Há que cobrar, portanto, urgentes medidas para que o Estado brasileiro, nas suas esferas federativas - União, Estados e municípios - e nas suas funções de poder - Executivo, Legislativo e Judiciário -, assuma as suas responsabilidades, estabelecendo e regulamentando políticas públicas capazes de criar as condições para a constituição, localização, preservação e disponibilização dos acervos documentais do poder público. A definição de políticas públicas de constituição, preservação e disponibilização de acervos documentais deve caminhar em paralelo com a definição de uma política de transparência e de democratização da gestão administrativa.

Outro aspecto da temática democrática que precisa ser discutido diz respeito à política de indenizações dos perseguidos pelo regime militar. Neste terreno existem evidentes distorções dos fins e dos objetivos das indenizações concedias a perseguidos e prejudicados pelo regime militar. A indenização justa deve ter um sentido essencialmente simbólico, de reparação de um agravo moral cometido pelo Estado, seja por violência física ou outros instrumentos persecutórios que se constituíram numa injustiça e numa violação de direitos das pessoas atingidas.

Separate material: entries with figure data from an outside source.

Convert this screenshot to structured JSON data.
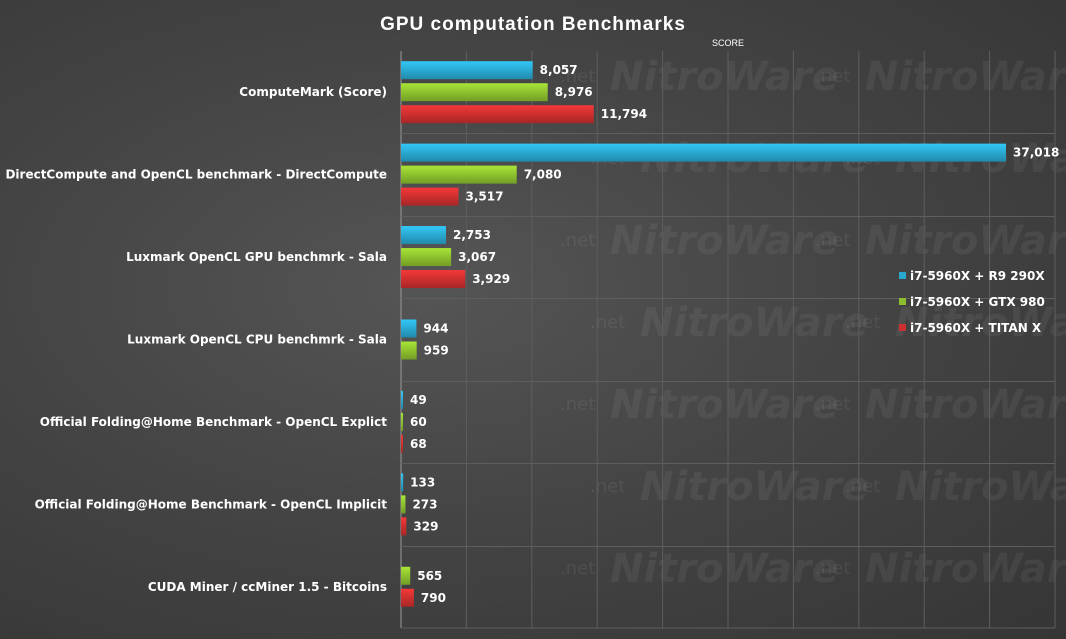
{
  "chart_data": {
    "type": "bar",
    "orientation": "horizontal",
    "title": "GPU computation  Benchmarks",
    "xlabel": "SCORE",
    "ylabel": "",
    "xlim": [
      0,
      37018
    ],
    "grid": "vertical",
    "legend_position": "right",
    "watermark": "NitroWare.net",
    "categories": [
      "ComputeMark (Score)",
      "DirectCompute and OpenCL benchmark - DirectCompute",
      "Luxmark OpenCL GPU benchmrk - Sala",
      "Luxmark OpenCL CPU benchmrk - Sala",
      "Official Folding@Home Benchmark - OpenCL Explict",
      "Official Folding@Home Benchmark - OpenCL Implicit",
      "CUDA Miner / ccMiner 1.5 - Bitcoins"
    ],
    "series": [
      {
        "name": "i7-5960X + R9 290X",
        "color": "#2aa7cf",
        "values": [
          8057,
          37018,
          2753,
          944,
          49,
          133,
          null
        ],
        "labels": [
          "8,057",
          "37,018",
          "2,753",
          "944",
          "49",
          "133",
          ""
        ]
      },
      {
        "name": "i7-5960X + GTX 980",
        "color": "#8cbf2e",
        "values": [
          8976,
          7080,
          3067,
          959,
          60,
          273,
          565
        ],
        "labels": [
          "8,976",
          "7,080",
          "3,067",
          "959",
          "60",
          "273",
          "565"
        ]
      },
      {
        "name": "i7-5960X + TITAN X",
        "color": "#cc2f2f",
        "values": [
          11794,
          3517,
          3929,
          null,
          68,
          329,
          790
        ],
        "labels": [
          "11,794",
          "3,517",
          "3,929",
          "",
          "68",
          "329",
          "790"
        ]
      }
    ]
  }
}
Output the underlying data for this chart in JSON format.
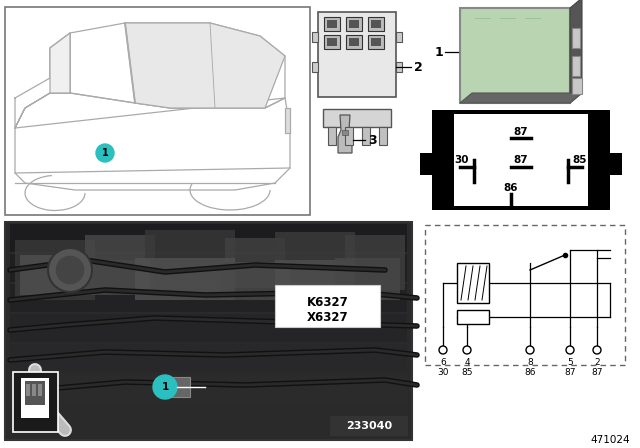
{
  "bg_color": "#ffffff",
  "part_number": "471024",
  "ref_number": "233040",
  "relay_code_line1": "K6327",
  "relay_code_line2": "X6327",
  "relay_color": "#b8d4b0",
  "teal_color": "#2bbfbf",
  "label1": "1",
  "label2": "2",
  "label3": "3",
  "pin_box_labels": [
    "87",
    "30",
    "87",
    "85",
    "86"
  ],
  "schematic_pins_top": [
    "6",
    "4",
    "8",
    "5",
    "2"
  ],
  "schematic_pins_bot": [
    "30",
    "85",
    "86",
    "87",
    "87"
  ],
  "car_line_color": "#aaaaaa",
  "connector_color": "#cccccc",
  "photo_bg": "#2a2a2a",
  "photo_dark": "#1a1a1a"
}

Se é este o sentido da indenização, o seu valor também deve ser simbólico. Afinal de contas, aqueles que lutaram contra o regime o fizeram em nome de ideais e de causas políticas e coletivas, não com o fim privado de auferir recursos pecuniários.

Neste contexto, tornou-se um absurdo inaceitável que o caráter e o valor simbólico das indenizações se tenham transformado em auferição de quantias milionárias. A falha fundamental deste processo, claro, foi dos legisladores e das autoridades que regulamentaram a concessão dessas indenizações milionárias. Por isso, é necessário que as normas e regras que as permitem sejam revistas com urgência.

Ainda em relação às indenizações, órgãos da imprensa têm noticiado que ex-militares que combateram os grupos guerrilheiros estão pleiteando reparações indenizatórias do Estado.

Na nossa avaliação, o pleito não se justifica e não tem base legal. Afinal de contas, o princípio da indenização está vinculado ao fato de que um Estado de arbítrio violou direitos e garantias individuais das pessoas. Ou seja, o poder arbitrário violou o próprio Estado Democrático de Direito.

Seria paradoxal que os agentes desta violação viessem receber indenização pelos seus atos.